In al zijn bevlogenheid en zijn hang om zijn 62 jaren ten spijt gewoon jong, snel en wild te blijven vergeet Abbing één kleinigheidje. Namelijk dat het gewaar worden van de schier onuitputtelijke gevoelsrijkdom in de grote werken van de negentiende en twintigste eeuw verregaand onmogelijk wordt wanneer jan en alleman steeds de zaal in- en uitwandelt, gaat zitten kletsen of telefoneren, meetikt en -neuriet en nog zo meer. Als de technohouse je met 300 decibel om de oren stampt is dat allemaal geen probleem, maar bij Beethovens Heiliger Dankgesang kan dat gewoon niet. Punt uit. Om Das Lied von der Erde te kunnen ervaren is stilte een noodzaak, niet een curieus soort willekeurige, formele aberratie. Het is niet toevallig dat de ons bekende luisteretiquette ontstond in de laat-klassieke en romantische periode, toen werken steeds rijker werden aan uitdrukkingskracht en klanknuances, en het karakter van vertier op de achtergrond verloren.

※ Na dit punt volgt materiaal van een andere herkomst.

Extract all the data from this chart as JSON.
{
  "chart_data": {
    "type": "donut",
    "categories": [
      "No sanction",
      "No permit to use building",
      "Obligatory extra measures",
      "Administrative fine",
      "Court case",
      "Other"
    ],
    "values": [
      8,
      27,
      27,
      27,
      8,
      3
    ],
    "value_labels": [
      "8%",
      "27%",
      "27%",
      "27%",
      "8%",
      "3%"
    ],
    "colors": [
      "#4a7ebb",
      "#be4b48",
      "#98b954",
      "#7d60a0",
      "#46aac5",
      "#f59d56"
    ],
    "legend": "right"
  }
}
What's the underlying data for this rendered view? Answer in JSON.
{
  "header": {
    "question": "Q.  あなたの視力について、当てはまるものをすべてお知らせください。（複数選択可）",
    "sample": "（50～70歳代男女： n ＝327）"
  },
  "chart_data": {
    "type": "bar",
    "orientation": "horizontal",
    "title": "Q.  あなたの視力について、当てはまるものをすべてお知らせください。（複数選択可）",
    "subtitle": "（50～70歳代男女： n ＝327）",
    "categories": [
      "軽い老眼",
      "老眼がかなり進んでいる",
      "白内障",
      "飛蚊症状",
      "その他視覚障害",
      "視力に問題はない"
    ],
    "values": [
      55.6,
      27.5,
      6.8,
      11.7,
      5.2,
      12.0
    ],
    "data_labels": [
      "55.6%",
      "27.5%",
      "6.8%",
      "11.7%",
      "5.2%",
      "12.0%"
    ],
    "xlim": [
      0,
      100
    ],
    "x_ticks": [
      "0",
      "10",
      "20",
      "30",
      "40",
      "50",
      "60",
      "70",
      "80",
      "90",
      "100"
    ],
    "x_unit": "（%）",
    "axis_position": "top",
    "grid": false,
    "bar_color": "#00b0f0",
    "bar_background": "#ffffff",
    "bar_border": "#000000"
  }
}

Wat Abbing ook vergeet is dat zijn filosofie linea recta uitmondt in de eenheidsbrij van de grootste gemene deler. Hoe funest de markt uitpakt zien we van het treinstation tot de gezondheidszorg en van de postbezorging tot het bankwezen. Het is inmiddels echt van gisteren om te denken dat marktwerking ons aller heil gaat brengen. Dat wat de meerderheid aanspreekt, waar de meerderheid voor wil betalen, valt niet automatisch samen met dat wat waarde heeft. Zap maar eens langs de commerciëlen en u weet wat ik bedoel.

Ah, maar daar zit de angel. Abbing gelooft niet in ‘hogere waarden’. Kunst is ‘waarden-loos’, alleen in de omgang van mensen ermee krijgt zij betekenis. Ja, natuurlijk. Maar moeten we daarom Beethoven afbreken tot een schaduw van zichzelf zodat misschien een paar puistige adolescenten kunnen worden bewogen hem hapklaar naar binnen te schrokken? Moeten daarom alle partituren door de versnipperaar tot ze uiteengevallen zijn in deeltjes klein genoeg om, uiteraard audiovisueel ondersteund, in allerlei kleine geestjes te passen? Het is de triomf van het geïnstitutionaliseerde narcisme, waarbij het ondenkbaar geworden is dat er dingen bestaan die groter zijn dan en uitstijgen boven het eigen, stampvoetende ik - dingen waarvoor het misschien wel de moeite waard is eens een uur stil te zitten en je grote mond te houden.